L’auteur interroge les tentatives de retour russe dans la région à la faveur de la guerre en Irak à partir de 2003. Moscou profite de la vague d’anti-américanisme qui saisit le monde arabo-musulman pour se lancer moins dans une entreprise de séduction vis-à-vis des acteurs régionaux que dans une stratégie de normalisation politique et commerciale. Cette ambition se traduit d’abord par un activisme en direction des deux puissances non-arabes que sont la Turquie et l’Iran. Dans le premier cas, Russes et Turcs parviennent avec succès à mettre de côté leurs différends dans les zones traditionnelles de tensions bilatérales (Caucase du Sud, mer Noire, Balkans), faisant des années 2000 une « décennie dorée » dans les relations russo-turques, comparables à l’amitié turco-soviétique de la première moitié des années 1920. Russie et Turquie, dès lors, trouvent un terrain d’entente au Moyen-Orient, souvent par opposition ouverte à la politique américaine dans la région.

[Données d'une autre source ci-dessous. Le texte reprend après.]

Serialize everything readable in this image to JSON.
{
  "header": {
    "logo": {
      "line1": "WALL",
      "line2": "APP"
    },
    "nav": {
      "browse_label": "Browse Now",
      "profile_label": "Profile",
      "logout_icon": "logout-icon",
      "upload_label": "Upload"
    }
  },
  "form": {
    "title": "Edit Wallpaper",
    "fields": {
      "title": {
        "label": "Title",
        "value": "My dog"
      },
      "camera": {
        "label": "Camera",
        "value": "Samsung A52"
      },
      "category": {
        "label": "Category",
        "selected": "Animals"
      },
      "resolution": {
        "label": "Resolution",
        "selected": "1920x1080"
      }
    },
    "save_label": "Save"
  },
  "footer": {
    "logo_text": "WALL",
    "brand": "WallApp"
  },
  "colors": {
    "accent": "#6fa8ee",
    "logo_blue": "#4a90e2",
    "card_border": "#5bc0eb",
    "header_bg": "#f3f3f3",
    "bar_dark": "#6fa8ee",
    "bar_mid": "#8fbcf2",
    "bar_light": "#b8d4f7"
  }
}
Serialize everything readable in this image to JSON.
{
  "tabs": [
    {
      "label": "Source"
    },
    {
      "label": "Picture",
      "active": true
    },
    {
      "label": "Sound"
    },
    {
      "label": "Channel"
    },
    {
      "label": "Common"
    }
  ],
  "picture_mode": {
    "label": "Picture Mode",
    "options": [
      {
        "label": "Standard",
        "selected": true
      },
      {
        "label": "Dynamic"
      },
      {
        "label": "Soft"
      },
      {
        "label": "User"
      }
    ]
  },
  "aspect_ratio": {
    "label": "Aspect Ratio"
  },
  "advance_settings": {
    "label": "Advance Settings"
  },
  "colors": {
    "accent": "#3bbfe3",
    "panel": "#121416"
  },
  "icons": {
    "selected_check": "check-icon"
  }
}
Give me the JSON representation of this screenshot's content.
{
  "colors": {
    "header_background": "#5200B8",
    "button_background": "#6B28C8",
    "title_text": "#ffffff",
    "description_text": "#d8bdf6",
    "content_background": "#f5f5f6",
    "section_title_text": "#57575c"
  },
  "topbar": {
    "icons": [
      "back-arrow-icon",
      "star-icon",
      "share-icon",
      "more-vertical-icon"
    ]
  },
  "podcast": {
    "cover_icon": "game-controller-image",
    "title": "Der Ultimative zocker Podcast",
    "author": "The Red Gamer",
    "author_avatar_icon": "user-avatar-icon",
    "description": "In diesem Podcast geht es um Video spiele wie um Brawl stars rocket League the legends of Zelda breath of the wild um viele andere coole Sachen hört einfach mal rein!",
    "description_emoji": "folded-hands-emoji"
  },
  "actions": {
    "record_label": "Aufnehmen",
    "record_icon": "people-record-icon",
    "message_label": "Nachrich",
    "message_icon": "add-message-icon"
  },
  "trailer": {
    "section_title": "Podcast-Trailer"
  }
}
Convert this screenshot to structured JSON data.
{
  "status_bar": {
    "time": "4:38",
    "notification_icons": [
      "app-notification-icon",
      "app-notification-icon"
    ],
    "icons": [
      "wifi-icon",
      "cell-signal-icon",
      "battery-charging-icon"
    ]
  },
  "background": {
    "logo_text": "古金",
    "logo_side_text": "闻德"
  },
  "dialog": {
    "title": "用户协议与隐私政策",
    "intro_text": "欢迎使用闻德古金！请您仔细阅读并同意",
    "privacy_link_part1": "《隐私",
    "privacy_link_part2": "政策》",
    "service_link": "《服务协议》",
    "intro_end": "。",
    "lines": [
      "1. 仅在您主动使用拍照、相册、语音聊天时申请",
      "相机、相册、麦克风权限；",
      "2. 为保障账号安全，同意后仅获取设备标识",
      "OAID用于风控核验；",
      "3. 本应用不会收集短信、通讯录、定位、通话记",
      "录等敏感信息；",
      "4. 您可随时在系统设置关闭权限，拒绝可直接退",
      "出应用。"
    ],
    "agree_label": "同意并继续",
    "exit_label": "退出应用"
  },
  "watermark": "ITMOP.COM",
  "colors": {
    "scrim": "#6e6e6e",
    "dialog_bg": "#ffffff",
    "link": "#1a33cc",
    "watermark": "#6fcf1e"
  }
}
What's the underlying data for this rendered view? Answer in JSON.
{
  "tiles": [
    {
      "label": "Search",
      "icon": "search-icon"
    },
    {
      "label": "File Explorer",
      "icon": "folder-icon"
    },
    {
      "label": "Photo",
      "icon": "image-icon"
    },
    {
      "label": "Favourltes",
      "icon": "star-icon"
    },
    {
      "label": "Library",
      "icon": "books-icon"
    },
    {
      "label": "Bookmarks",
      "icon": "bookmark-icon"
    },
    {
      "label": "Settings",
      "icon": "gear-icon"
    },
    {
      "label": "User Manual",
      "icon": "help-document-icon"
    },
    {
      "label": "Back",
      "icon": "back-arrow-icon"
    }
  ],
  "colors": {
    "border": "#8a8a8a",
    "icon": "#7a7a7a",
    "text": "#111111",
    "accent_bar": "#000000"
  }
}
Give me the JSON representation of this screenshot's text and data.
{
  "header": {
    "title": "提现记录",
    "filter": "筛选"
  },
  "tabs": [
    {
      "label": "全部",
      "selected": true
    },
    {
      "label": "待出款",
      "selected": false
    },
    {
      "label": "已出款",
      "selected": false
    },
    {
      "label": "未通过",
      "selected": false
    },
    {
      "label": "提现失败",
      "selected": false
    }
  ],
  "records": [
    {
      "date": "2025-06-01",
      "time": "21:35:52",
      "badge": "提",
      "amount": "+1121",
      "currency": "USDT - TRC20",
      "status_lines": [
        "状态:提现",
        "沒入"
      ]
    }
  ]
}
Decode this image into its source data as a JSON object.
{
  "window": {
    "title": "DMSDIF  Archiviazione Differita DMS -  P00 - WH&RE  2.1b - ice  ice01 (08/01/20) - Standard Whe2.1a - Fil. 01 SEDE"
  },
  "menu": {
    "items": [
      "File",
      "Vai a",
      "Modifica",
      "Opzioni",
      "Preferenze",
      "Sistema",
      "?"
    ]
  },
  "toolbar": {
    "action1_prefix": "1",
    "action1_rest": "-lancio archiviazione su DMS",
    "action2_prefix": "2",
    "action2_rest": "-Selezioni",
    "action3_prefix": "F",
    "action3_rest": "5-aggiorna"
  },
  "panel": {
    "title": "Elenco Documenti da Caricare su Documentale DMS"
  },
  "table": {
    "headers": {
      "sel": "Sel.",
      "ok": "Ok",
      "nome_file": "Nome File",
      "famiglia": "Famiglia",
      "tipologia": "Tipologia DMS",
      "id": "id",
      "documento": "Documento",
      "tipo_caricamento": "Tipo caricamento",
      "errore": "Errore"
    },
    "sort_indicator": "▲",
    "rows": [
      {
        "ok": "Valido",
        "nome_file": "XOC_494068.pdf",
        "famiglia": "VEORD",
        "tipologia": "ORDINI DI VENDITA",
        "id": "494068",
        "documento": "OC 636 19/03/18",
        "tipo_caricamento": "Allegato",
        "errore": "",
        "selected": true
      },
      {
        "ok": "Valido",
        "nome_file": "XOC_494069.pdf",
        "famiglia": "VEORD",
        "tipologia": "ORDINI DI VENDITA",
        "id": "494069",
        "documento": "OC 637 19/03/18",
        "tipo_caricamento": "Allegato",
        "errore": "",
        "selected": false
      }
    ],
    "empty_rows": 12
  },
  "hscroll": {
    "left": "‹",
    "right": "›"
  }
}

Dans le cas de l’Iran, les enjeux locaux et régionaux restent alors largement subordonnés à la relation entre Moscou et Washington, dans un contexte d’accroissement des tensions internationales autour du dossier nucléaire iranien. En dépit de perceptions très souvent empreintes de méfiance, parfois d’animosité contenue, Russes et Iraniens ont su dépasser leurs principaux contentieux pour nouer une alliance de circonstance. Celle-ci trouve sa ligne directrice dans une même opposition à l’unilatéralisme des États-Unis, et dans des intérêts de court terme partagés dans un Moyen-Orient traversant une violente recomposition.

Les efforts russes en direction du golfe Persique et de l’Égypte se révèlent moins fructueux, notamment du point de vue économique. En dépit de leurs critiques à l’égard de la politique étrangère américaine, Riyad et Le Caire n’apparaissent pas désireux de remettre en cause leur alliance stratégique avec Washington. Dans le jeu de balancier auquel se livrent ces capitales arabes, Moscou apparaît comme un acteur secondaire, utile surtout pour transmettre des messages à l’administration américaine.

Les révoltes populaires de l’hiver 2010-2011 et leurs conséquences sont documentées surtout sous l’angle des contextes locaux et de la géopolitique régionale – la politique de la Russie est très rapidement analysée, l’auteur relevant d’abord les différents jeux de perceptions vis-à-vis des printemps arabes en Russie, ainsi que le poids des théories complotistes pour expliquer le déclenchement de ceux-ci. La crise syrienne est retracée depuis ses origines en mars 2011 jusqu’au printemps 2017 : l’analyse vaut essentiellement pour les (longs) témoignages directs recueillis par Alexeï Vassiliev auprès des décideurs russes, en particulier le vice-ministre des Affaires étrangères russe Mikhaïl Bogdanov, en charge de la question syrienne.

Complémentaires, ces deux ouvrages constituent de précieux témoignages sur une politique moyen-orientale russe souvent méconnue dans sa complexité et ses héritages historiques.